Im dritten Input erläuterte Markus Behrendt vom Verein IntensivLeben in Kassel, wo genau die Versorgungshindernisse liegen. Zukünftig sollen nur noch wenige spezialisierte Ärztinnen und Ärzte außerklinische Intensivpflege verordnen dürfen – das wirft für Betroffene Probleme auf, denn diese Fachpersonen sind schlichtweg noch gar nicht auffindbar.

Tatjana Reitzig berichtete für die DGM von lebensbedrohlichen Versorgungsproblematiken bei behinderten Menschen, die noch keine bzw. nicht invasive Beatmung nutzen.

Die Referierenden und die Teilnehmenden brachten die traurige Bilanz zum Ausdruck, dass die bisherigen Regelungen nicht konform mit der UN-Behindertenrechtskonvention (UN-BRK) sind. Sei es das Wunsch- und Wahlrecht bezüglich der Versorgungsform und des Versorgungsortes oder aber das Recht auf Teilhabe an Schulbildung und Kita.

„Dass die nächste Bundestagswahl 2025 nicht mehr in weiter Ferne liegt, muss auch der Politik endlich einleuchten“, betont der gesundheitspolitische Sprecher der ISL, Thomas Koritz.

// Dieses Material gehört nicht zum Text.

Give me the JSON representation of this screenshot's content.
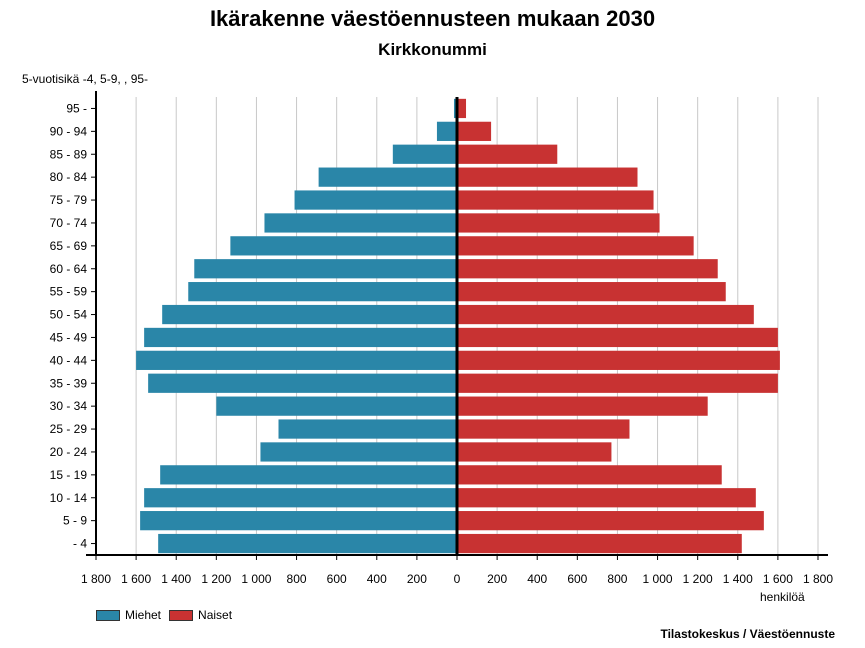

„Es braucht jetzt dringend konkrete gesetzliche Regelungen, damit die Bundesregierung ihrem Auftrag aus dem Koalitionsvertrag nachkommt. Auch muss der Politik klarwerden, was untergesetzlich passiert“, folgert Koritz.

„Kritische Punkte, die im Gesetz zum Glück nicht aufgetaucht sind, stehen jetzt aber in den Richtlinien und Anleitungen, die der GKV-Spitzenverband schreibt. Das darf so nicht sein. So erfahren Betroffene letztlich doch die als Fürsorge getarnte Fremdbestimmung über den Ort der Leistungserbringung durch die Hintertür“, kritisiert Koritz weiter.

Schon jetzt sei absehbar, dass es viele Menschen geben wird, die ihre Selbstbestimmung gerichtlich klären lassen müssen. Das sei nicht im Sinne der UN-BRK, die auch in Deutschland den Rang eines Bundesgesetzes hat.